Flink SQL与DataStream开发五大疑难问题解析-开发者社区-阿里云

Flink SQL问题之复杂JSON解析如何解决

2024-02-25 1221

版权

本文内容由阿里云实名注册用户自发贡献，版权归原作者所有，阿里云开发者社区不拥有其著作权，亦不承担相应法律责任。具体规则请查看《阿里云开发者社区用户服务协议》和《阿里云开发者社区知识产权保护指引》。如果您发现本社区中有涉嫌抄袭的内容，填写侵权投诉表单进行举报，一经查实，本社区将立刻删除涉嫌侵权内容。

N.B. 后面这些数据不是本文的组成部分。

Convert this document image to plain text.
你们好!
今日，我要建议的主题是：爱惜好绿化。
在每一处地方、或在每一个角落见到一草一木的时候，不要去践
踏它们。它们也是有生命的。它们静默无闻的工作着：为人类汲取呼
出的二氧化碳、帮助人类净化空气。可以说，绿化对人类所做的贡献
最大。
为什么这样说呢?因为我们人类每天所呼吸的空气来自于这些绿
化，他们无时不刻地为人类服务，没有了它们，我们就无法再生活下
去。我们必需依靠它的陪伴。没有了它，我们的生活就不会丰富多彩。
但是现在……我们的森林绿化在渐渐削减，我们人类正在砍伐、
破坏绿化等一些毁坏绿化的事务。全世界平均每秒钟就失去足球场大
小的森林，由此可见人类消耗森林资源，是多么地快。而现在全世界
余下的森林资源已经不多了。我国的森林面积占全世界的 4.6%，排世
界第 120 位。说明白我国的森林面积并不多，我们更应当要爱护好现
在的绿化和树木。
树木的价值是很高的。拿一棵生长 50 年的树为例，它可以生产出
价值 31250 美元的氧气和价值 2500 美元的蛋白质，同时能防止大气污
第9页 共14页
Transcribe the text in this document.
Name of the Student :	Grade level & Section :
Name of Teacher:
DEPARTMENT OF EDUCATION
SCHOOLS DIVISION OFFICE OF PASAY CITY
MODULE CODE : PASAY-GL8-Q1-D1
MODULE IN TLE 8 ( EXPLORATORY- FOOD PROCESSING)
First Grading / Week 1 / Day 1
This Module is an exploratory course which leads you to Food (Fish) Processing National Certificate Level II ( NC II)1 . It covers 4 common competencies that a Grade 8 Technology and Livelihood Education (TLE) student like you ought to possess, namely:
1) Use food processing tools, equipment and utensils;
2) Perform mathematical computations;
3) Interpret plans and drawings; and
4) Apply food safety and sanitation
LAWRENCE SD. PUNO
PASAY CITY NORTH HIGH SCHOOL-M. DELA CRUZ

简介： Apache Flink是由Apache软件基金会开发的开源流处理框架，其核心是用Java和Scala编写的分布式流数据流引擎。本合集提供有关Apache Flink相关技术、使用技巧和最佳实践的资源。

问题一：ddl es 报错

源码如下:

CREATE TABLE buy_cnt_per_hour (

hour_of_day BIGINT,

buy_cnt BIGINT

) WITH (

'connector.type' = 'elasticsearch',

'connector.version' = '6',

'connector.hosts' = 'http://localhost:9200',

'connector.index' = 'buy_cnt_per_hour',

'connector.document-type' = 'user_behavior',

'connector.bulk-flush.max-actions' = '1',

'format.type' = 'json',

'update-mode' = 'append'

)

import org.apache.flink.streaming.api.environment.StreamExecutionEnvironment;

import org.apache.flink.table.api.EnvironmentSettings;

import org.apache.flink.table.api.Table;

import org.apache.flink.table.api.java.StreamTableEnvironment;

import org.apache.flink.types.Row;

public class ESTest {

public static void main(String[] args) throws Exception {

//2、设置运行环境

StreamExecutionEnvironment streamEnv = StreamExecutionEnvironment.getExecutionEnvironment();

EnvironmentSettings settings = EnvironmentSettings.newInstance().inStreamingMode().useBlinkPlanner().build();

StreamTableEnvironment tableEnv = StreamTableEnvironment.create(streamEnv, settings);

streamEnv.setParallelism(1);

String sinkDDL = " CREATE TABLE test_es ( hour_of_day BIGINT,buy_cnt BIGINT "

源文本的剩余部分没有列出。